Liminar suspende cobrança de dívida de R$ 21 milhões de produtor rural
Fonte: Consultor Jurídico
Conforme a Súmula 298 do Superior Tribunal de Justiça, o alongamento de
dívidas relativas a crédito rural é um direito do devedor, e não uma opção da
instituição financeira. Assim, a Vara Cível de Silvânia (GO) suspendeu, em liminar,
a cobrança de uma dívida de R$ 21 milhões contraída por um produtor rural.
A decisão também paralisou todos os atos de tomada de bens e impediu a
negativação do nome do produtor rural em órgãos de proteção ao crédito.
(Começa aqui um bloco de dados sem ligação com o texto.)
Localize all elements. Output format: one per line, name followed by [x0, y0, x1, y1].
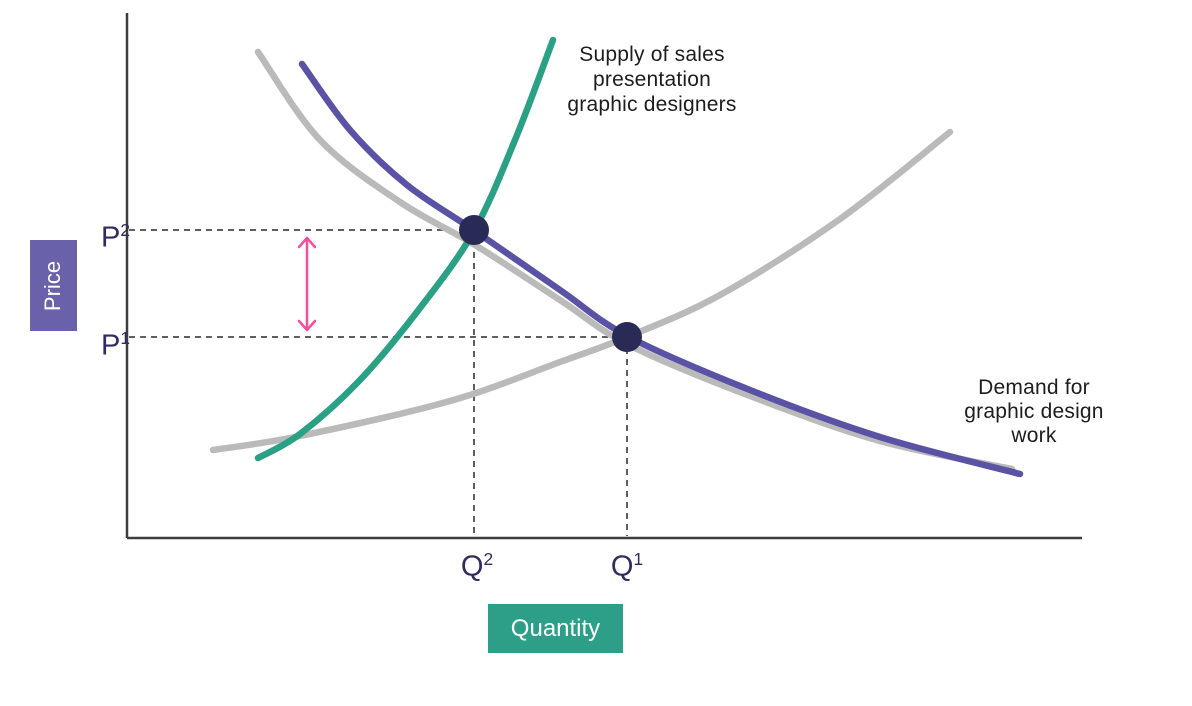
equilibrium-dot-q2 [459, 215, 489, 245]
price-axis-box: Price [30, 240, 77, 331]
supply-curve-label-line2: presentation [593, 68, 711, 91]
original-demand-curve [254, 48, 1016, 473]
equilibrium-dot-q1 [612, 322, 642, 352]
demand-curve-label-line2: graphic design [964, 400, 1104, 423]
price-gap-arrowhead-down [297, 319, 317, 332]
price-p1-label: P1 [100, 328, 130, 362]
quantity-axis-box: Quantity [488, 604, 623, 653]
quantity-q1-label: Q1 [610, 549, 644, 583]
demand-curve-label-line1: Demand for [978, 376, 1090, 399]
demand-curve [298, 60, 1024, 478]
original-supply-curve [209, 128, 954, 454]
supply-curve [254, 36, 557, 462]
demand-curve-label-line3: work [1011, 424, 1057, 447]
supply-curve-label-line3: graphic designers [567, 93, 737, 116]
quantity-q2-label: Q2 [460, 549, 494, 583]
price-gap-arrowhead-up [297, 236, 317, 249]
price-p2-label: P2 [100, 220, 130, 254]
quantity-axis-label: Quantity [510, 614, 601, 642]
demand-curve-label: Demand for graphic design work [929, 376, 1139, 448]
supply-curve-label: Supply of sales presentation graphic des… [540, 42, 764, 117]
price-axis-label: Price [40, 260, 66, 311]
supply-curve-label-line1: Supply of sales [579, 43, 725, 66]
O autor contou que foi afetado pela queda nos preços do leite em Goiás por dez
meses consecutivos e pela quebra de duas safras seguidas de soja devido a
condições climáticas adversas.
Apesar das dificuldades, o banco condicionou a renegociação da dívida à
exigência de novas garantias, como alienação fiduciária da fazenda e de
maquinários, além de 10% de entrada para o refinanciamento. Houve pressão
para que o produtor rural vendesse a propriedade e pagasse a dívida.
Direito à prorrogação
O juiz Fernando Marney Oliveira de Carvalho levou em conta o cenário de queda
da produtividade, da receita bruta e dos preços no mercado pecuário.
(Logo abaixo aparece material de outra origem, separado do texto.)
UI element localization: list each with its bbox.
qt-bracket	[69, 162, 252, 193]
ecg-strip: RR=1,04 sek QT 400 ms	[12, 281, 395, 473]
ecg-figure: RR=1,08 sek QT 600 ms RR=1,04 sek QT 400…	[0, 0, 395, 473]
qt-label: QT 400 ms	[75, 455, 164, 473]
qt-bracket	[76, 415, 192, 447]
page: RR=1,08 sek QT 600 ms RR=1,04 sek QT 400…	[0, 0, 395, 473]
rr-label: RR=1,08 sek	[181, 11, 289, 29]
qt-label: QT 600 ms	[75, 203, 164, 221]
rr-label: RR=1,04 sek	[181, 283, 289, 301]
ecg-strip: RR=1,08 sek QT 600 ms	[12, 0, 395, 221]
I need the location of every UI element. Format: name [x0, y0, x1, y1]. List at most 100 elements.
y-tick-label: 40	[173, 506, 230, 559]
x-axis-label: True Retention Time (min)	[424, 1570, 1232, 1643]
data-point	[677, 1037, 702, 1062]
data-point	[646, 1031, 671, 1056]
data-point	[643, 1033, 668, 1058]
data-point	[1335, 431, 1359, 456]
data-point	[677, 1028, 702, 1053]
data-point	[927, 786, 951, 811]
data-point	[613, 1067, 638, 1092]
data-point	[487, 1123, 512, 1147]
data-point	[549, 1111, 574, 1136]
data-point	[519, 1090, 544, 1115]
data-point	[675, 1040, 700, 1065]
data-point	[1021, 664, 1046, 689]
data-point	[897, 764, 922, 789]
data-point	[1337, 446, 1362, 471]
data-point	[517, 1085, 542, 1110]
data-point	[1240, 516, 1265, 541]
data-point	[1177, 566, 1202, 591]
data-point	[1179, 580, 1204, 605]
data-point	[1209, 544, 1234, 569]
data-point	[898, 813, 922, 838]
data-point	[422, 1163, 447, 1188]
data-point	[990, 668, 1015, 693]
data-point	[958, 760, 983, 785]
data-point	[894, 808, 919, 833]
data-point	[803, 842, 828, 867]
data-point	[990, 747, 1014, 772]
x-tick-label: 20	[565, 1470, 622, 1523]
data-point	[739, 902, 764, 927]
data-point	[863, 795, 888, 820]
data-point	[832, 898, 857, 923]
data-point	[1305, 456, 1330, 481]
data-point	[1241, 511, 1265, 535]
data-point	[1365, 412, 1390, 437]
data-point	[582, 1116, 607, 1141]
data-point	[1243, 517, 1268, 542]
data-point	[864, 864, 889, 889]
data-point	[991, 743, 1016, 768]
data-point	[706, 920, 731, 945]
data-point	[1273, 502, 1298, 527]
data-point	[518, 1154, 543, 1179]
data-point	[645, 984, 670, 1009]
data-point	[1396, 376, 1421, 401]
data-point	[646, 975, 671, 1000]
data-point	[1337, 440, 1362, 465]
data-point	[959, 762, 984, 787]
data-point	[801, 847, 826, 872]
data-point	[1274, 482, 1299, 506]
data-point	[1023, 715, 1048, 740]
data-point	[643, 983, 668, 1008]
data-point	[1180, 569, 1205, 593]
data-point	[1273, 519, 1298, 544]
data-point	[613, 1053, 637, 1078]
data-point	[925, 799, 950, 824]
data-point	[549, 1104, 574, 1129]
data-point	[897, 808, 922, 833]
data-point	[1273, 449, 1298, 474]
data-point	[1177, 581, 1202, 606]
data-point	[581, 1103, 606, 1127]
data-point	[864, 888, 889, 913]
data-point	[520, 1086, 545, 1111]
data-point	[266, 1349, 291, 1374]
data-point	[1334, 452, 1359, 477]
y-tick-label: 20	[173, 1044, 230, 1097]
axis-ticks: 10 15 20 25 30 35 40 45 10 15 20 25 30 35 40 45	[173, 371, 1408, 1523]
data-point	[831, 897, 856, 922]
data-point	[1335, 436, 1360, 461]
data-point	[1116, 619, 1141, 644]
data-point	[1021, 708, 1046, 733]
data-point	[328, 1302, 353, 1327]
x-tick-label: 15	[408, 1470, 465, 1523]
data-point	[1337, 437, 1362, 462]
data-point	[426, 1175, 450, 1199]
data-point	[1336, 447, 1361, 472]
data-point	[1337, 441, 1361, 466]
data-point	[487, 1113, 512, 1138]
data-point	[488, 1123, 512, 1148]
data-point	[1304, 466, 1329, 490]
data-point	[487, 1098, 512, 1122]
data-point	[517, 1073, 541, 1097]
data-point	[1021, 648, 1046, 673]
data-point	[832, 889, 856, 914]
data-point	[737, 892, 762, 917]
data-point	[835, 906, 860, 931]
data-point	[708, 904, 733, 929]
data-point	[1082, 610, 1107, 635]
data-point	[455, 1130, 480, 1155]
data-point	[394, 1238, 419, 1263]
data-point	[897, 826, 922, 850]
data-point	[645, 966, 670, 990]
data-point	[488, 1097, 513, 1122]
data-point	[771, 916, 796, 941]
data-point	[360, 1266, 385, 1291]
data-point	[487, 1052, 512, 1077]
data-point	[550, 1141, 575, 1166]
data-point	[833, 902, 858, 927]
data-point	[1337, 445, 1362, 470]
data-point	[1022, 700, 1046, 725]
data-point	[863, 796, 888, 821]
De acordo com o magistrado, o devedor tem direito à prorrogação da dívida em
casos de frustração de safras, dificuldade de venda ou “ocorrências prejudiciais
ao desenvolvimento das explorações”.
“A prorrogação da dívida é um direito garantido por lei, e quando o banco nega
esse direito ele está ferindo a função social do crédito rural, que tem garantias
constitucionais”, diz a advogada Márcia Alcântara, do escritório Celso Cândido
de Souza Advogados, que atuou no caso.